Thornton is a suburb in the City of Maitland, New South Wales, Australia. It is bisected by the New England Highway.

Post code 2322, including Thornton, Beresfield, Tarro and Hexham, had a population of 14,654 in 2001.

History 
The traditional owners and custodians of the Maitland area are the Wonnarua people.

The suburb takes its name from Thornton railway station. The station was originally known as Woodford, but the name was changed to Thornton in 1887 and relocated to a new site in 1913.

Transport 
Thornton railway station opened in 1871. Thornton is serviced by Hunter Line trains of the NSW TrainLink network. Regular services take passengers East to Newcastle (18 minutes for the express) and West to Maitland.
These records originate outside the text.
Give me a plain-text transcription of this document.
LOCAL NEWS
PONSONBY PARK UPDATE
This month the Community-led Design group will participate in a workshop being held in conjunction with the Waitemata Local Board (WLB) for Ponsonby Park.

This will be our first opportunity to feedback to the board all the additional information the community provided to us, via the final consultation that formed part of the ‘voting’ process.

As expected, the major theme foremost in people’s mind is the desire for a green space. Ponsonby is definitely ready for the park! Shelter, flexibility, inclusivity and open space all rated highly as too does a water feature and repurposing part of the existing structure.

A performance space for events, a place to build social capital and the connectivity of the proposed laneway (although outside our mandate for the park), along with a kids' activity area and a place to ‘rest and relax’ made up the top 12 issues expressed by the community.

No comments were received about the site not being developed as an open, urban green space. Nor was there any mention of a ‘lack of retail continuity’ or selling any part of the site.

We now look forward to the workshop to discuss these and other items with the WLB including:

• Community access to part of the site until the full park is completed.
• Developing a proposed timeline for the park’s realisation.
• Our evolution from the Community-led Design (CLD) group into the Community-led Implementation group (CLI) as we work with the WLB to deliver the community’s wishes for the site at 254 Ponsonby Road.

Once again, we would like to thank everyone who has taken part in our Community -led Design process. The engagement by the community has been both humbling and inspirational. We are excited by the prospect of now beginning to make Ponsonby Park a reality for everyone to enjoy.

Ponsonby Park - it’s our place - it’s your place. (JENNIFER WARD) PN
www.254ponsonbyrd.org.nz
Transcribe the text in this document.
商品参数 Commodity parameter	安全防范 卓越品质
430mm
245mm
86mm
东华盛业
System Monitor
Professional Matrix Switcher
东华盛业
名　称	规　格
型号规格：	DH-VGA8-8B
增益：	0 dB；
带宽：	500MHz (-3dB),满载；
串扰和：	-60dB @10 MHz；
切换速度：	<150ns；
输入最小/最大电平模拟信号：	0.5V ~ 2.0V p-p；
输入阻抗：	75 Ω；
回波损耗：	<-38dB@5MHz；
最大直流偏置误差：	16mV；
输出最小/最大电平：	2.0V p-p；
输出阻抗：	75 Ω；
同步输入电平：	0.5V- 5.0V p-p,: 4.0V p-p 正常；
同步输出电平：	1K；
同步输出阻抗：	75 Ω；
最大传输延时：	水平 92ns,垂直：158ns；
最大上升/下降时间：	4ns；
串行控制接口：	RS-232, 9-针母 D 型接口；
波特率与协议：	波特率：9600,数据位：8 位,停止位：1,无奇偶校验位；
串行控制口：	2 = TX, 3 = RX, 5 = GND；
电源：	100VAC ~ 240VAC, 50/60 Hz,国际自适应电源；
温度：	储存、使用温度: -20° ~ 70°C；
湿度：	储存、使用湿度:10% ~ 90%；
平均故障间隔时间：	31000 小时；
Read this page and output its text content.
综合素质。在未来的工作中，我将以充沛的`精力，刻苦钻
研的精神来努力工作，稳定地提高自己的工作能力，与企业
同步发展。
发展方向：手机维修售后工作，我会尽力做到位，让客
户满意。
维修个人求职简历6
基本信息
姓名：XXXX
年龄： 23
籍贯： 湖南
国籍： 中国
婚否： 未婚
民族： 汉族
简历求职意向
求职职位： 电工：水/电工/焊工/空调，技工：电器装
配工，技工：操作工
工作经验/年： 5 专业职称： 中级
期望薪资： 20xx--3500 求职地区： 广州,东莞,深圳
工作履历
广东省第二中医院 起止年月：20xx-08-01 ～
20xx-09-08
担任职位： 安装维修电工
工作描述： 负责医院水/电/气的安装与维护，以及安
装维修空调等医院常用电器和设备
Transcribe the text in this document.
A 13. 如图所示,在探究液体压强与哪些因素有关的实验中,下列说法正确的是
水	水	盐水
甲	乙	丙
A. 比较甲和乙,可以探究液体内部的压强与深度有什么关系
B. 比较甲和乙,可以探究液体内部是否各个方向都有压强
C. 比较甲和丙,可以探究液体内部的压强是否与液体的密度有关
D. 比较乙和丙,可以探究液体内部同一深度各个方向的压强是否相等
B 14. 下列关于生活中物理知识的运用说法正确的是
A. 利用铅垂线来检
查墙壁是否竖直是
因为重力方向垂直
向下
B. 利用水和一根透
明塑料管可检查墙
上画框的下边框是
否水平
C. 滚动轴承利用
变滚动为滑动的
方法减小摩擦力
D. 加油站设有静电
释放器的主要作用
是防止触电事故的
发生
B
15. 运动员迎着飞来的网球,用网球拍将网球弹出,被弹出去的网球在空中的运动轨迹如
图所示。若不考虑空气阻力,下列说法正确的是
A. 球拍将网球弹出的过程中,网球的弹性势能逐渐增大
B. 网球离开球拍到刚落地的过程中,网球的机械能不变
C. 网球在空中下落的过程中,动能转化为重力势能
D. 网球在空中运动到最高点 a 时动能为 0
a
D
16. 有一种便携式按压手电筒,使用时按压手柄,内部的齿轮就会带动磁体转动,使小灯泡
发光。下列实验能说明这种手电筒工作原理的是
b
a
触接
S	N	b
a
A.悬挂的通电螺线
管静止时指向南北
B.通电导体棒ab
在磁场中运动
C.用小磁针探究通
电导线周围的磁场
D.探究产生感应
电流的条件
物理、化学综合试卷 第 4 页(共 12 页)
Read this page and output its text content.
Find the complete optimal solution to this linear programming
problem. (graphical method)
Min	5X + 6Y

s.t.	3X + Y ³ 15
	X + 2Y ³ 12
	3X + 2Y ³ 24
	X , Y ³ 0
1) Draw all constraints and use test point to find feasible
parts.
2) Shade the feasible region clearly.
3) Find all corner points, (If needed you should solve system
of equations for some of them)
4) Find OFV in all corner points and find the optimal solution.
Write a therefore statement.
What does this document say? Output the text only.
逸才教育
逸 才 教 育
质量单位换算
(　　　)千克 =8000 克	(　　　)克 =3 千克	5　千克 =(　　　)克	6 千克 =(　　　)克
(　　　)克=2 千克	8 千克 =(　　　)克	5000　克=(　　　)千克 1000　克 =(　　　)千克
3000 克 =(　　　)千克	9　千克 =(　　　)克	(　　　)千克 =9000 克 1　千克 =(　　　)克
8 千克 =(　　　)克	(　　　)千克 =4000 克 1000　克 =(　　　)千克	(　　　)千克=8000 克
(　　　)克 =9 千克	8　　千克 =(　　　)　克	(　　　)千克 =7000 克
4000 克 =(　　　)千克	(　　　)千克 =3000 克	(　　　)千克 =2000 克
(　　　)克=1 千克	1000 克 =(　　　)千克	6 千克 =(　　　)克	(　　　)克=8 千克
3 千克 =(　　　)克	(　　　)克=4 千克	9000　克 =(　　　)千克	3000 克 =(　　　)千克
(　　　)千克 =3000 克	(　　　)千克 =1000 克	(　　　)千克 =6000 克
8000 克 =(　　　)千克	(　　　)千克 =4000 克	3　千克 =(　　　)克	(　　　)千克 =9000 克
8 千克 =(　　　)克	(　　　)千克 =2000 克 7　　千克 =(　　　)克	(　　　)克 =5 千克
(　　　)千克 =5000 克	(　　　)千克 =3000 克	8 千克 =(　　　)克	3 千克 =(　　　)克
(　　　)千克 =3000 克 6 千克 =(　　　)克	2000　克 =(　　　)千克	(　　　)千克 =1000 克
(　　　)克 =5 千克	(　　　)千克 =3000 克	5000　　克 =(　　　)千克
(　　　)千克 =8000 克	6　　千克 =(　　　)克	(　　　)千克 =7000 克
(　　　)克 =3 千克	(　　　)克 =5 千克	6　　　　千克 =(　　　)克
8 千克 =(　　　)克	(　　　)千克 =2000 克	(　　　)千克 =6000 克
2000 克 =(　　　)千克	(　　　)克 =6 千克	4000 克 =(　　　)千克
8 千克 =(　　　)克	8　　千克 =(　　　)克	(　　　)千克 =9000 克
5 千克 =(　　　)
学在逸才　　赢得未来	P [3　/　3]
Less regular services also take passengers West to the Hunter Valley as far as Scone and North to Dungog.

Thornton is the junction for a colliery branch line leading to the Bloomfield Coal Loop, a balloon loop.

A new industrial estate and increased residential subdivisions resulted in the RTA planning a major upgrade to the Weakleys Drive intersection, which was completed as of December 2008. DBT (Australia) opened their new complex here in December 2006.

Education 
Thornton has a government primary school of Thornton Primary. It is also the home of Aspect Hunter School which offers schooling options for students with autism K-12 in the Hunter Region.